State is stored in /data. Mount the project you want to work on into the container with -v "$PWD:/workspace" so Open WebUI Computer can reach it. A :dev image tracks the main branch.

Security model

Treat a shared Open WebUI Computer instance like an open SSH port

Once a user is authenticated, Open WebUI Computer gives them full access to the host filesystem and shell, the same as an SSH session. There is no path sandboxing and no per-user isolation. The AI's file read and edit tools are confined to the active workspace, but shell access (the terminal, and the AI's run-command tool) is not.

Open WebUI Computer is designed as "your computer, served to you", so that level of access is the point, not a flaw. It is safe only when both of these hold:

  • you are the only user, and
  • you control the network it is exposed on.

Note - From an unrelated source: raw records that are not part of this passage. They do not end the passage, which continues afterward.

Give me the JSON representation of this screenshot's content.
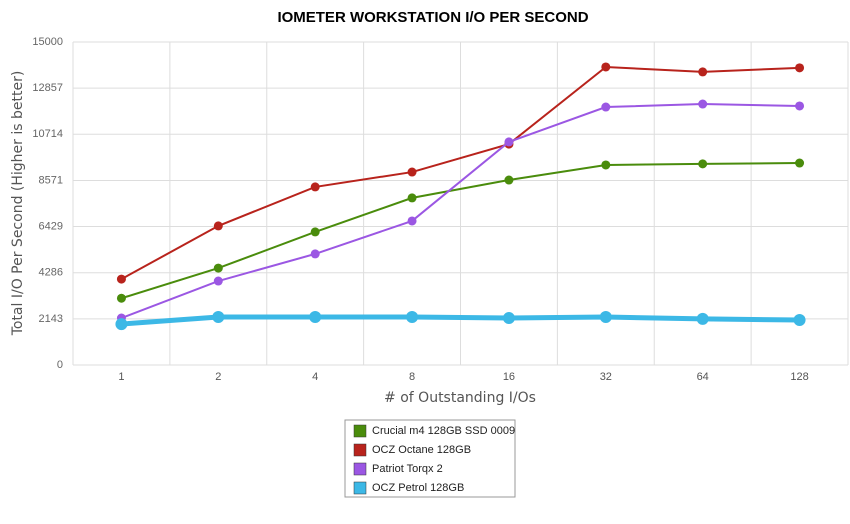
{
  "chart_data": {
    "type": "line",
    "title": "IOMETER WORKSTATION I/O PER SECOND",
    "x_label": "# of Outstanding I/Os",
    "y_label": "Total I/O Per Second (Higher is better)",
    "categories": [
      "1",
      "2",
      "4",
      "8",
      "16",
      "32",
      "64",
      "128"
    ],
    "series": [
      {
        "name": "Crucial m4 128GB SSD 0009",
        "color": "#4a8c0c",
        "values": [
          3100,
          4500,
          6180,
          7760,
          8590,
          9290,
          9340,
          9380
        ]
      },
      {
        "name": "OCZ Octane 128GB",
        "color": "#b8231c",
        "values": [
          3990,
          6460,
          8270,
          8960,
          10260,
          13840,
          13610,
          13800
        ]
      },
      {
        "name": "Patriot Torqx 2",
        "color": "#9b57e3",
        "values": [
          2180,
          3900,
          5160,
          6690,
          10360,
          11980,
          12120,
          12030
        ]
      },
      {
        "name": "OCZ Petrol 128GB",
        "color": "#3cb8e6",
        "values": [
          1900,
          2230,
          2230,
          2230,
          2180,
          2230,
          2140,
          2090
        ]
      }
    ],
    "ylim": [
      0,
      15000
    ],
    "yticks": [
      0,
      2143,
      4286,
      6429,
      8571,
      10714,
      12857,
      15000
    ],
    "grid": true
  }
}
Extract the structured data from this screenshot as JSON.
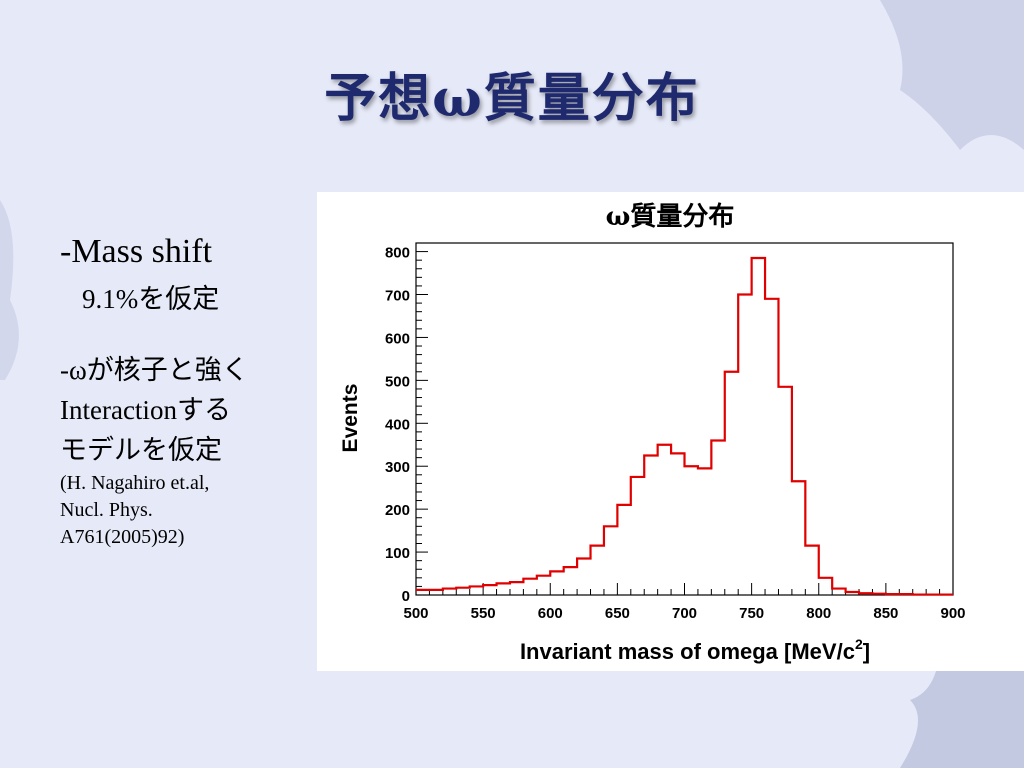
{
  "slide": {
    "title": "予想ω質量分布"
  },
  "notes": {
    "mass_shift": "-Mass shift",
    "mass_shift_detail": "9.1%を仮定",
    "omega_line1": "-ωが核子と強く",
    "omega_line2": "Interactionする",
    "omega_line3": "モデルを仮定",
    "ref_line1": "(H. Nagahiro et.al,",
    "ref_line2": "Nucl. Phys.",
    "ref_line3": "A761(2005)92)"
  },
  "colors": {
    "histogram_line": "#e00000",
    "title": "#1f2a6e",
    "background": "#e6e9f7"
  },
  "chart_data": {
    "type": "histogram",
    "title": "ω質量分布",
    "xlabel": "Invariant mass of omega [MeV/c",
    "xlabel_sup": "2",
    "xlabel_end": "]",
    "ylabel": "Events",
    "xlim": [
      500,
      900
    ],
    "ylim": [
      0,
      820
    ],
    "bin_width": 10,
    "x_ticks": [
      500,
      550,
      600,
      650,
      700,
      750,
      800,
      850,
      900
    ],
    "y_ticks": [
      0,
      100,
      200,
      300,
      400,
      500,
      600,
      700,
      800
    ],
    "grid": false,
    "bin_edges_start": 500,
    "values": [
      12,
      12,
      15,
      17,
      20,
      23,
      27,
      30,
      38,
      45,
      55,
      65,
      85,
      115,
      160,
      210,
      275,
      325,
      350,
      330,
      300,
      295,
      360,
      520,
      700,
      785,
      690,
      485,
      265,
      115,
      40,
      15,
      7,
      4,
      3,
      2,
      2,
      1,
      1,
      1
    ]
  }
}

It is not safe if untrusted users share the instance, it is reachable from the public internet, or a reverse proxy in front of it forwards spoofable authentication headers. By default Open WebUI Computer binds to localhost only, so reaching it from another machine is an explicit opt-in (cptr run --host 0.0.0.0, or publishing the Docker port). When you do open it up, put it behind a VPN or a tunnel rather than a public port, the same way you would treat SSH.

License

Open WebUI Computer is released under the Open Use License: the source is available, but it is not MIT or otherwise open source, and all rights are reserved. Enterprise licenses are available. See the LICENSE file for the exact terms.

This content is for informational purposes only and does not constitute a warranty, guarantee, or contractual commitment. Open WebUI is provided "as is." See your license for applicable terms.